Maryan Ismail sale sul palco con un foulard rosso che le cinge la spalla. Niente a che vedere con i mortificanti veli che, coprendo il volto delle donne, ne mortificano la libertà. Maryan racconta la sua storia: «Sono somala, nata a Mogadiscio, città che aveva moschee, cattedrali, sinagoghe. Sono figlia di un politico e sorella di un diplomatico». Un anno e mezzo fa il fratello è stato ucciso in un attentato ad opera di jihadisti somali. «La mia formazione è di sinistra laica, progressista. L'Italia è diventata il mio secondo Paese». Maryan è antropologa. Ha condotto battaglie per l'integrazione e i diritti delle donne. A settembre ha criticato il Comune per il bando sulle moschee. «Sono musulmana - afferma con tono pacato e fermo - è un mio diritto pregare in una moschea sicura e accogliente ma quella moschea non aveva tre requisiti. Non metteva le donne fra le protagoniste, non scindeva religione e politica e non accoglieva tutte le anime del Islam». A giugno era candidata col Pd. Un mese dopo è uscita dal partito con una lettera indirizzata al segretario Matteo Renzi. «Sono assurta agli onori della cronaca per la mia rivolta». «Ho alzato la mia voce, mi sono ribellata perché non c'è stato un ascolto» dice senza urlare, nel suo intervento dal palco a una platea diversa dai congressi Pd.
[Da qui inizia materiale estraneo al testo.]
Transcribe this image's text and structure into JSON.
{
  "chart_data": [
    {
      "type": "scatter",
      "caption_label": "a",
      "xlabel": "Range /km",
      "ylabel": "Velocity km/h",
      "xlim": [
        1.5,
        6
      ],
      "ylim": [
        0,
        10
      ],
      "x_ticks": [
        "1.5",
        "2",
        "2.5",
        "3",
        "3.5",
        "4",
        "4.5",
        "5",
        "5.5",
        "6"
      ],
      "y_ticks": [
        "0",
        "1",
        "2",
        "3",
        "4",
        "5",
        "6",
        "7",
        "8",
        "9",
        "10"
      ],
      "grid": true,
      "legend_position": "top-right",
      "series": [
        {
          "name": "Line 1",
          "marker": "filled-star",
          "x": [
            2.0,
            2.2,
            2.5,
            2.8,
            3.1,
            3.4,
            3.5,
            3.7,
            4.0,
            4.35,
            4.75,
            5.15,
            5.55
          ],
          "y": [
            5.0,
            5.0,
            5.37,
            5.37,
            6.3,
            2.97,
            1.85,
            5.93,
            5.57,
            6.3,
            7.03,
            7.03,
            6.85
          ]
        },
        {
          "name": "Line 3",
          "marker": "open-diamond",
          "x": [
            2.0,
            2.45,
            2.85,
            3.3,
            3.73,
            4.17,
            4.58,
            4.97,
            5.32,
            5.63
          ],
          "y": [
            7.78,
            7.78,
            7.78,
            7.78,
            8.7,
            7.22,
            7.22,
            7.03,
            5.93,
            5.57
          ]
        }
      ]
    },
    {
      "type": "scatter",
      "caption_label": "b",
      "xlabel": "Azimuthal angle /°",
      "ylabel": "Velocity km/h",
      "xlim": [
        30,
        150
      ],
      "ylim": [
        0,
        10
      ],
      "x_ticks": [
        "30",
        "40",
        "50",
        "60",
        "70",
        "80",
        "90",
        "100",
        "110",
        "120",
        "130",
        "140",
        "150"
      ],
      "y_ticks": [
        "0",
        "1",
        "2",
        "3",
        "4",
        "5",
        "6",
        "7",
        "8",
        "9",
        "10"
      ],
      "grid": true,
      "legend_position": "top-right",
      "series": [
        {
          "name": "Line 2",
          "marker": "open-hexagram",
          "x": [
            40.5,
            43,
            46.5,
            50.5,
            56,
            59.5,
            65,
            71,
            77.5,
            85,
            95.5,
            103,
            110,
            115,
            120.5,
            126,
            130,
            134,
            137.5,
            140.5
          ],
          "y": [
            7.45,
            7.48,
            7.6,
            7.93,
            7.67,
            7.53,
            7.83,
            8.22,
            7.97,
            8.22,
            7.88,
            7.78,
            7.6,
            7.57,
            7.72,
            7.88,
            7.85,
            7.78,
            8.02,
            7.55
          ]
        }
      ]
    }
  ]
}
Ma il popolo di Parisi la applaude, quando parla della moschee, delle donne, dell'islam che prevale. Non il suo, africano e sufi: «L'islam narrato è politico - spiega - oscurantista. Dice che donne senza vela non sono musulmane. Io sono senza velo». «Io sono laica - ripete - posso vivere con tutti».

«Sono sufi, non accetto che vengano a dirmi che devo arabizzarmi, che devo diventare come una donna saudita». «Stefano Parisi ci dà la possibilità di accogliere questa visione, quella di una moltitudine di musulmani silenziosi».